The total value of fines handed out by the UK’s Financial Conduct Authority fell by almost 75% in 2018, after a bumper year in which it had secured penalties against the likes of Deutsche Bank AG, Merrill Lynch International and Rio Tinto Plc.
The regulator handed out £60.5mn ($76.6mn) in fines in 2018, more than half of which were accounted for by a single £32.8mn penalty issued to Banco Santander SA’s UK unit on December 19.
That’s down from 230mn pounds in 2017 – a 74% drop. That year saw “a handful of absolutely huge fines,” said Jonathan Cary, a commercial disputes lawyer at RPC in London.
This year’s largest fines, aside from Santander, were a 16.4mn-pound penalty for Tesco Plc’s banking arm for failures that allowed cyber attackers to steal funds, and a 5.2mn pound fine for Liberty Mutual Insurance Europe SE for failures in its oversight of mobile phone insurance claims and complaints handling.
The watchdog fined Barclays Plc chief executive officer Jes Staley £321,000 in April, an amount that pales in comparison to some previous regulatory fines, while allowing him to hold onto his job. The move, which came after an investigation into his two attempts to identify a whistle-blower within Barclays, was seen as an early indication that the Financial Conduct Authority may tread cautiously when enforcing new rules for top executives.
In July, it said it won’t fine former Royal Bank of Scotland Group Plc senior executives after an investigation into its small-business lending unit found it put its own profit over clients’ interests.
Last year included a £34.5mn penalty for Bank of America Corp’s Merrill Lynch for failing to report two years’ worth of exchange-traded derivatives transactions, a £27.4mn fine for Rio Tinto over rule breaches and a £163mn fine for anti-money laundering control failings at Deutsche Bank.
The watchdog hasn’t changed its approach and is “committed to investigating and holding firms and individuals to account for misconduct and ensuring wrongdoers pay for the costs of remediation,” a spokeswoman said. It’s opened significantly more investigations this year than last, she said.

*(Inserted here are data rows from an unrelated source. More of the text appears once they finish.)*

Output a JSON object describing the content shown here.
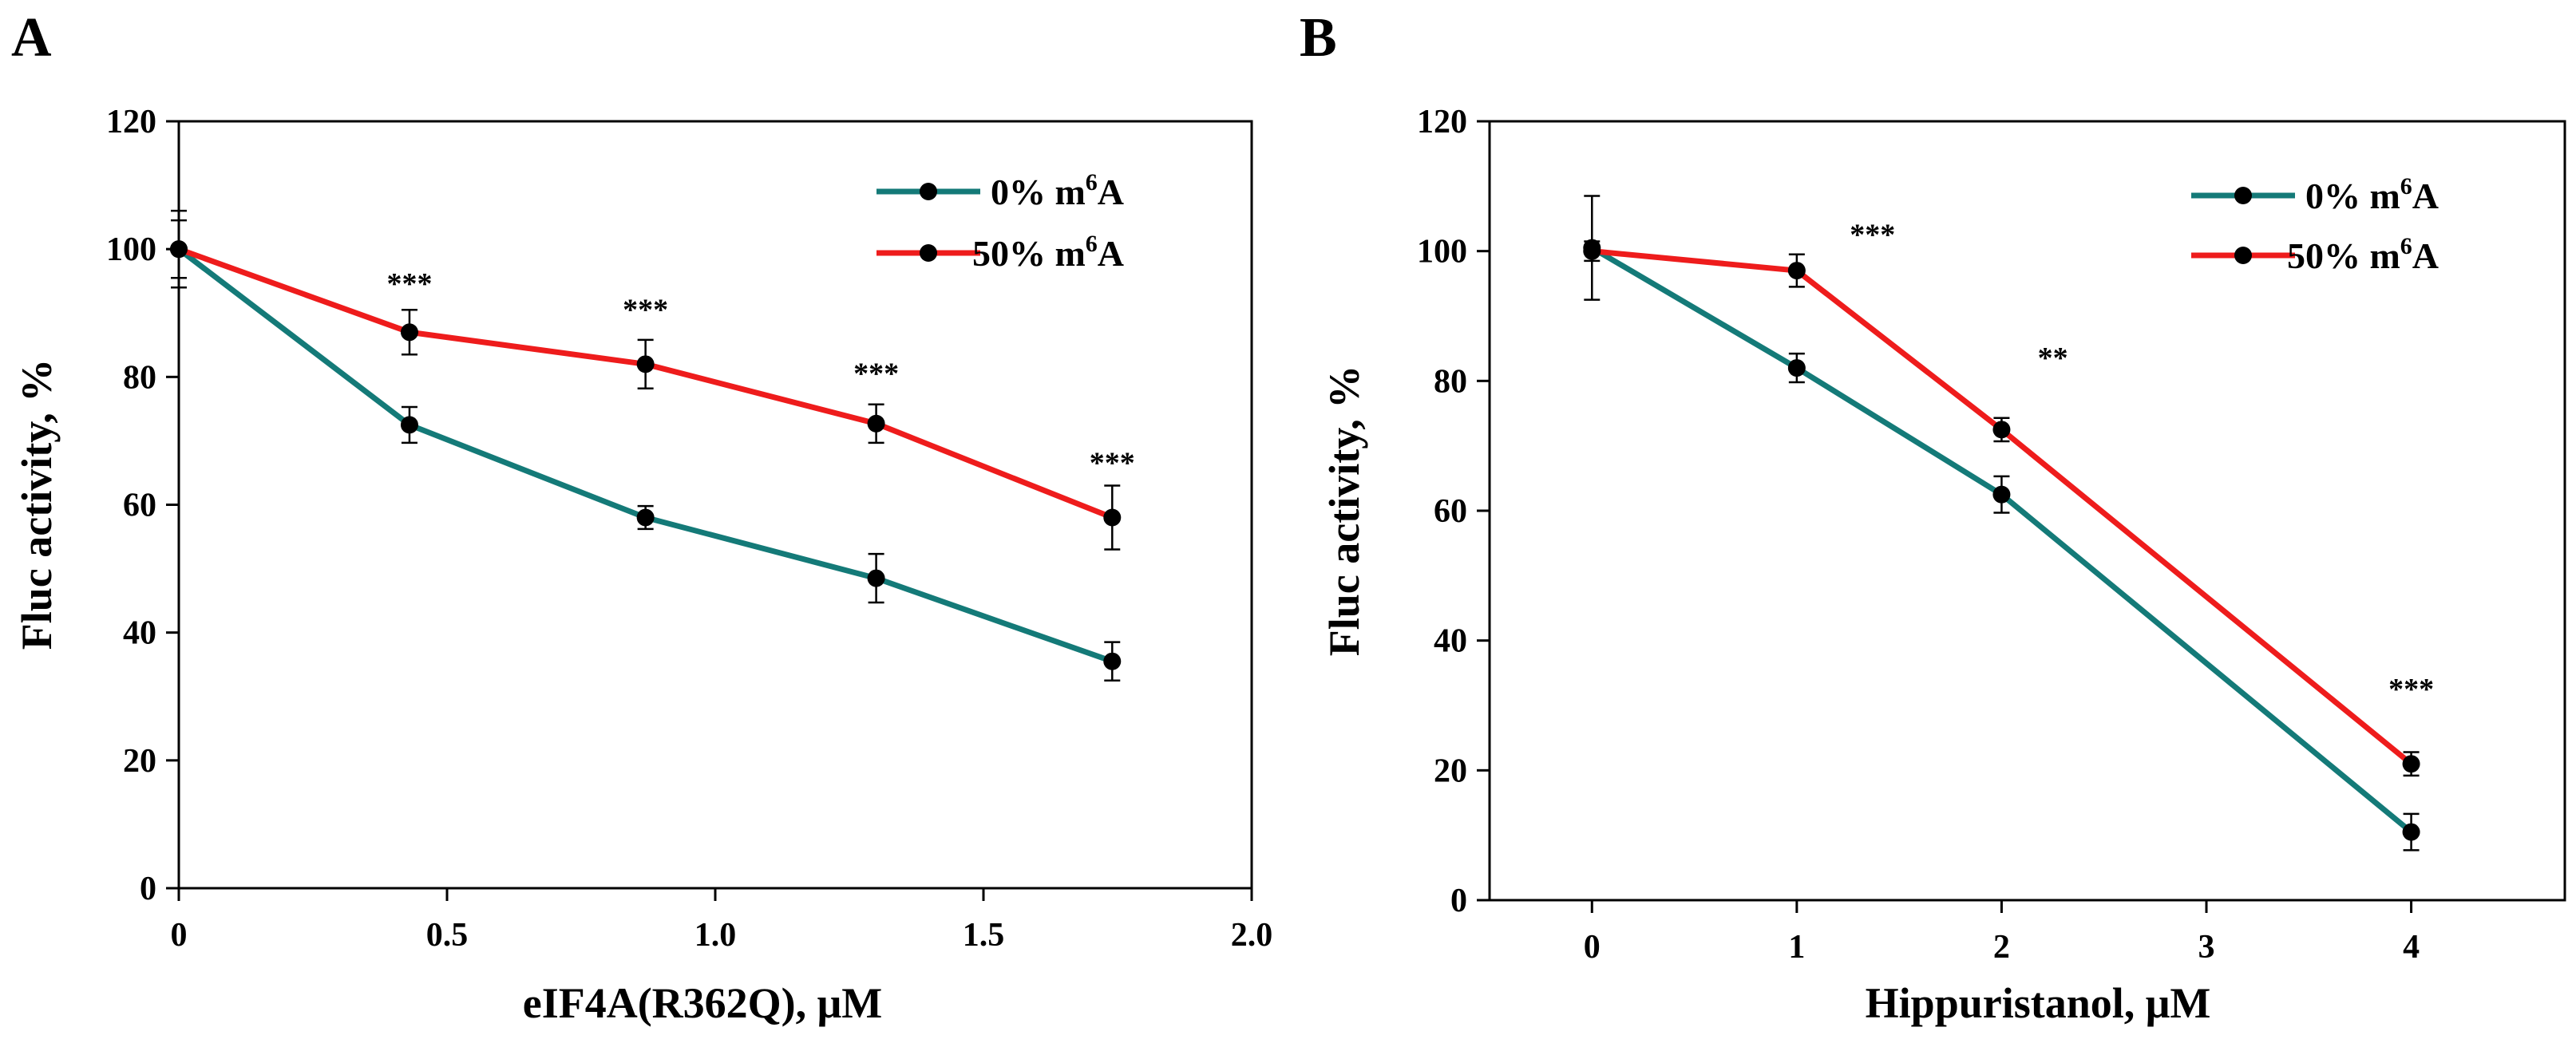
{
  "colors": {
    "teal": "#147a78",
    "red": "#ee1c1c",
    "marker": "#000000"
  },
  "chart_data": [
    {
      "panel": "A",
      "type": "line",
      "xlabel": "eIF4A(R362Q), μM",
      "ylabel": "Fluc activity, %",
      "xlim": [
        0,
        2.0
      ],
      "ylim": [
        0,
        120
      ],
      "xticks": [
        0,
        0.5,
        1.0,
        1.5,
        2.0
      ],
      "xtick_labels": [
        "0",
        "0.5",
        "1.0",
        "1.5",
        "2.0"
      ],
      "yticks": [
        0,
        20,
        40,
        60,
        80,
        100,
        120
      ],
      "ytick_labels": [
        "0",
        "20",
        "40",
        "60",
        "80",
        "100",
        "120"
      ],
      "legend_position": "top-right",
      "series": [
        {
          "name": "0% m6A",
          "legend_prefix": "0% m",
          "legend_sup": "6",
          "legend_suffix": "A",
          "color": "#147a78",
          "x": [
            0,
            0.43,
            0.87,
            1.3,
            1.74
          ],
          "y": [
            100,
            72.5,
            58,
            48.5,
            35.5
          ],
          "err": [
            6,
            2.8,
            1.8,
            3.8,
            3
          ]
        },
        {
          "name": "50% m6A",
          "legend_prefix": "50% m",
          "legend_sup": "6",
          "legend_suffix": "A",
          "color": "#ee1c1c",
          "x": [
            0,
            0.43,
            0.87,
            1.3,
            1.74
          ],
          "y": [
            100,
            87,
            82,
            72.7,
            58
          ],
          "err": [
            4.5,
            3.5,
            3.8,
            3,
            5
          ]
        }
      ],
      "significance": [
        {
          "x": 0.43,
          "y": 93,
          "label": "***"
        },
        {
          "x": 0.87,
          "y": 89,
          "label": "***"
        },
        {
          "x": 1.3,
          "y": 79,
          "label": "***"
        },
        {
          "x": 1.74,
          "y": 65,
          "label": "***"
        }
      ]
    },
    {
      "panel": "B",
      "type": "line",
      "xlabel": "Hippuristanol, μM",
      "ylabel": "Fluc activity, %",
      "xlim": [
        -0.5,
        4.75
      ],
      "ylim": [
        0,
        120
      ],
      "xticks": [
        0,
        1,
        2,
        3,
        4
      ],
      "xtick_labels": [
        "0",
        "1",
        "2",
        "3",
        "4"
      ],
      "yticks": [
        0,
        20,
        40,
        60,
        80,
        100,
        120
      ],
      "ytick_labels": [
        "0",
        "20",
        "40",
        "60",
        "80",
        "100",
        "120"
      ],
      "legend_position": "top-right",
      "series": [
        {
          "name": "0% m6A",
          "legend_prefix": "0% m",
          "legend_sup": "6",
          "legend_suffix": "A",
          "color": "#147a78",
          "x": [
            0,
            1,
            2,
            4
          ],
          "y": [
            100.5,
            82,
            62.5,
            10.5
          ],
          "err": [
            8,
            2.2,
            2.8,
            2.8
          ]
        },
        {
          "name": "50% m6A",
          "legend_prefix": "50% m",
          "legend_sup": "6",
          "legend_suffix": "A",
          "color": "#ee1c1c",
          "x": [
            0,
            1,
            2,
            4
          ],
          "y": [
            100,
            97,
            72.5,
            21
          ],
          "err": [
            1.5,
            2.5,
            1.8,
            1.8
          ]
        }
      ],
      "significance": [
        {
          "x": 1.37,
          "y": 101,
          "label": "***"
        },
        {
          "x": 2.25,
          "y": 82,
          "label": "**"
        },
        {
          "x": 4.0,
          "y": 31,
          "label": "***"
        }
      ]
    }
  ]
}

“It would be wrong simply to say the value of fines has fallen, therefore the FCA isn’t being sufficiently active or rigorous,” Cary said. The previous year “could be seen as an aberrational high.”
To be sure, the 2018 figures only cover the period to December 21, leaving room for the watchdog to increase the year’s figure if it hands out new penalties in the final days of the year.
The regulator is starting to shift towards penalising individuals rather than companies after it introduced the Senior Managers Regime in 2016, Cary said. The message of that reform was that it’ll hold top executives accountable for wrongdoing on their watch. Fines against individuals tend to be lower than those against companies.
“Historically, the FCA was perhaps looking to get ‘heads on sticks’ by way of multimillion-pound fines” against the large institutions, Cary said. Now, the regulator sees making senior individuals take more responsibility as an effective deterrent.
“Nothing focuses the mind like the risk that you personally could be censured, possibly fined or even banned from the industry,” he said.